I quickly learned how fishy this world could be. A client I knew who specialized in auto loans invited me up to his desk to show me how to structure subprime debt. Eager to please, I promised I could enhance my software to model his deals in less than a month. But when I glanced at the takeout in the deal, I couldn’t believe my eyes. Normally, in a prime-mortgage deal, an investment bank makes only a tiny margin. But this deal had two whole percentage points of juice! Looking at the underlying loans, I was shocked.

"Who’s paying 16 percent for a car loan?" I asked. The current loan rate was then around 8 percent.

"Oh, people who have defaulted on loans in the past. That’s why they’re called subprime," he informed me. I had known this guy off and on for years. He was an intelligent, articulate, pleasant fellow. He and his wife came to my house for dinner. He had the comfortable manner of someone who had been to good schools—he was not one of the "dudes" trying to jam bonds into a Palm Beach widow’s account. (Those guys were also my clients.)

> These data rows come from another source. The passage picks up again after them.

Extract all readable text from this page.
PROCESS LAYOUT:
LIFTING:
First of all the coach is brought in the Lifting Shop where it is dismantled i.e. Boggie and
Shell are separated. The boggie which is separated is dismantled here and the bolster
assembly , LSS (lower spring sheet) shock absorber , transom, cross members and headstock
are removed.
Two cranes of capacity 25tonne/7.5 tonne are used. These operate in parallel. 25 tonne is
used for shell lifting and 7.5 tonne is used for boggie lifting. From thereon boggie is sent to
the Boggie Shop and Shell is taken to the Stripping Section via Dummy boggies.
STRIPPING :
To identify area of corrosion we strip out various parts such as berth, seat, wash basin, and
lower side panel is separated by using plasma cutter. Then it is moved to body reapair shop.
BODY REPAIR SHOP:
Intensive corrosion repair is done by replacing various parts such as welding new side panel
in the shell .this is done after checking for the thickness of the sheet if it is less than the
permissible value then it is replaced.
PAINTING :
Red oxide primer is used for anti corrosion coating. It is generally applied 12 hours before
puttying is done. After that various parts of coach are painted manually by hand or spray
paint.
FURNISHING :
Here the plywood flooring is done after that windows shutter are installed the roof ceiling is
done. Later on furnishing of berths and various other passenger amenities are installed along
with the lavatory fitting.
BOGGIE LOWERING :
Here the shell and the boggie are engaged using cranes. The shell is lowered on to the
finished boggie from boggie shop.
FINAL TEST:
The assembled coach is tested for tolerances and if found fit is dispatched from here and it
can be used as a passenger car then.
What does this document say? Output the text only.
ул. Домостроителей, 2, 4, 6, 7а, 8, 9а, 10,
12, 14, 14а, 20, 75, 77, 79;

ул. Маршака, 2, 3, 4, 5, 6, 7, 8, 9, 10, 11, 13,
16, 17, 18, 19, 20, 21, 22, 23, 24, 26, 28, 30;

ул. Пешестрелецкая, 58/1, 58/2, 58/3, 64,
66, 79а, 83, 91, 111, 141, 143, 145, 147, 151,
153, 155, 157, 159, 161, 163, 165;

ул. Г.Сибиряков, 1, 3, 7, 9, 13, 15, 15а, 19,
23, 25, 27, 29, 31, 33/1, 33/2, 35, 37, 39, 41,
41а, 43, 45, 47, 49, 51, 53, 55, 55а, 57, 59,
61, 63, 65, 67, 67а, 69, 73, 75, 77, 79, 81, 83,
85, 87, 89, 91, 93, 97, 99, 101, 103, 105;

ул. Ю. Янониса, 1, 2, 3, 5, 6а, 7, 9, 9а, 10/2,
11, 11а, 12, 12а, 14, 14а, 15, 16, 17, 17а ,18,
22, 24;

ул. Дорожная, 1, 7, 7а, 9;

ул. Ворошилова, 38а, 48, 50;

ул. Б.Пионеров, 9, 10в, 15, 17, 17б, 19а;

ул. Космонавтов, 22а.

"But if they defaulted on loans at 8, how can they ever pay back a loan at 16 percent?" I asked.

"It doesn’t matter," he confided. "As long as they pay for a while. With all that excess spread, we can make a ton. If they pay for three years, they will cure their credit and re-fi at a lower rate."

From Michael Osinki, who wrote some of the software that helped create the ugly financial instruments that have sunk the economy. He even makes my point that an "intelligent, articulate, pleasant fellow" can nonetheless have the ethics of a louse.